Taobao November transaction data forecast results. (a) Accuracy of forecast results of transaction data in November. (b) Entropy of forecast results of November trading data.
The forecast results of Taobao’s November trading data were shown in Fig. 6.
Figure 6a showed the accuracy rate of the forecast results of November trading data, and Fig. 6b showed the entropy value of the forecast results of November trading data.
The accuracy of the predicted results of Taobao’s November trading data was 95.84%, 96.73%, 94.88%, 95.42% and 96.15% respectively for food, household, clothing, sports and office. The average accuracy rate of the predicted results of Taobao’s November trading data was 95.8%, which was relatively high.
According to the prediction of the transaction data of Taobao in November, the entropy value of the prediction results of the data of food, household, clothing, sports and office was 0.112, 0.127, 0.129, 0.132 and 0.137 respectively. The average entropy of the predicted results of Taobao’s November trading data was 0.127. The prediction entropy was high, which indicated that the prediction efficiency was high.
Comprehensive results of prediction and analysis of Taobao transaction data
Comprehensive results of prediction and analysis of Taobao transaction data
Taobao December transaction data forecast results. (a) Accuracy of forecast results of December trading data. (b) Entropy of forecast results of December trading data.
The predicted results of Taobao’s December trading data were shown in Fig. 7.
Figure 7a showed the accuracy rate of the predicted results of December trading data, and Fig. 7b showed the entropy value of the predicted results of December trading data.
According to the prediction of the transaction data of Taobao in December, the accuracy of the prediction results of the data of food, household, clothing, sports and office was 93.82%, 95.73%, 92.88%, 95.19% and 94.93% respectively. The average accuracy rate of the predicted results of Taobao’s December trading data was 94.51%, which was relatively high.
According to the prediction of the transaction data of Taobao in December, the entropy value of the prediction results of the data of food, household, clothing, sports and office was 0.136, 0.129, 0.133, 0.118 and 0.124 respectively. The average entropy of the predicted results of Taobao’s December trading data was 0.128. The prediction entropy was high, which indicated that the prediction efficiency was high.
The comprehensive results of prediction and analysis of Taobao transaction data were shown in Table 1.
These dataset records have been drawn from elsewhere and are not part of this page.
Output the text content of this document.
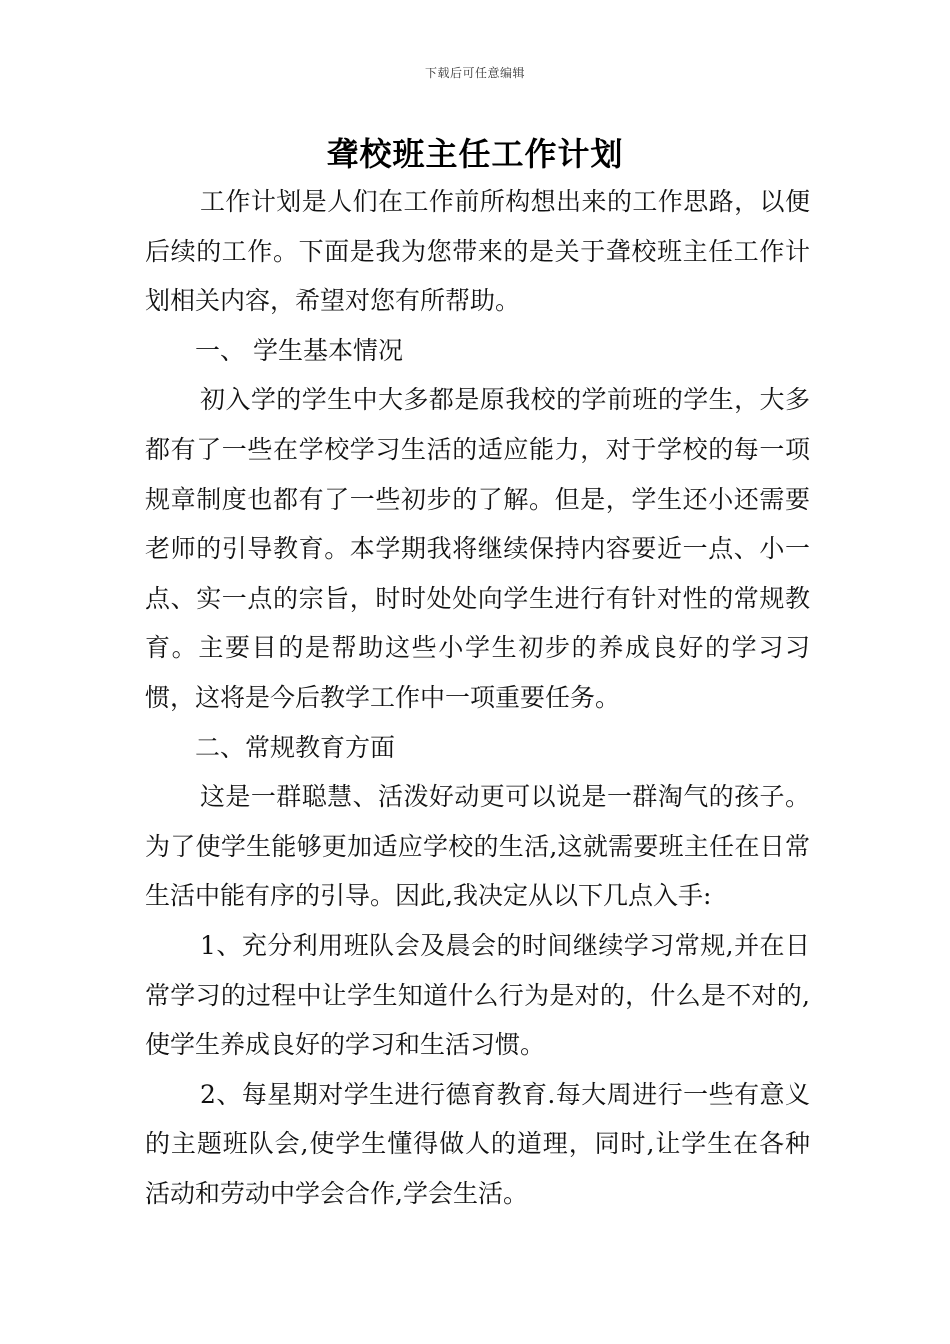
下载后可任意编辑
聋校班主任工作计划

工作计划是人们在工作前所构想出来的工作思路，以便后续的工作。下面是我为您带来的是关于聋校班主任工作计划相关内容，希望对您有所帮助。

一、 学生基本情况

初入学的学生中大多都是原我校的学前班的学生，大多都有了一些在学校学习生活的适应能力，对于学校的每一项规章制度也都有了一些初步的了解。但是，学生还小还需要老师的引导教育。本学期我将继续保持内容要近一点、小一点、实一点的宗旨，时时处处向学生进行有针对性的常规教育。主要目的是帮助这些小学生初步的养成良好的学习习惯，这将是今后教学工作中一项重要任务。

二、常规教育方面

这是一群聪慧、活泼好动更可以说是一群淘气的孩子。为了使学生能够更加适应学校的生活,这就需要班主任在日常生活中能有序的引导。因此,我决定从以下几点入手:

1、充分利用班队会及晨会的时间继续学习常规,并在日常学习的过程中让学生知道什么行为是对的，什么是不对的,使学生养成良好的学习和生活习惯。

2、每星期对学生进行德育教育.每大周进行一些有意义的主题班队会,使学生懂得做人的道理，同时,让学生在各种活动和劳动中学会合作,学会生活。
As could be seen from Table 1, the average accuracy of the prediction and analysis results of Taobao trading data was 94.26%, and the average entropy of the prediction and analysis results was 0.119. The prediction and analysis accuracy was high, and the entropy value was also high. It showed that the data mining technology based on time series analysis had better data prediction ability, and could accurately predict the data of Taobao transaction data, thus analyzing the consumer’s behavior characteristics and formulating more accurate and perfect marketing strategies based on user characteristics.
Conclusions
This paper used time series data mining technology to mine Taobao transaction data. This paper described the process of data mining, and studied the calculation methods of time series data mining, which also studied the time series re-description and similarity measurement. In the process of Taobao transaction data mining, this paper collected the Taobao transaction data, and processed the collected data. It also deleted the meaningless data, and extracted the features of the processed data, so as to build the model and develop the data prediction and evaluation index. In the experimental part, the data mining experiment of Taobao transaction was carried out. The experimental results showed that the data mining model had good data prediction accuracy and could be used for data mining calculation of Taobao transaction.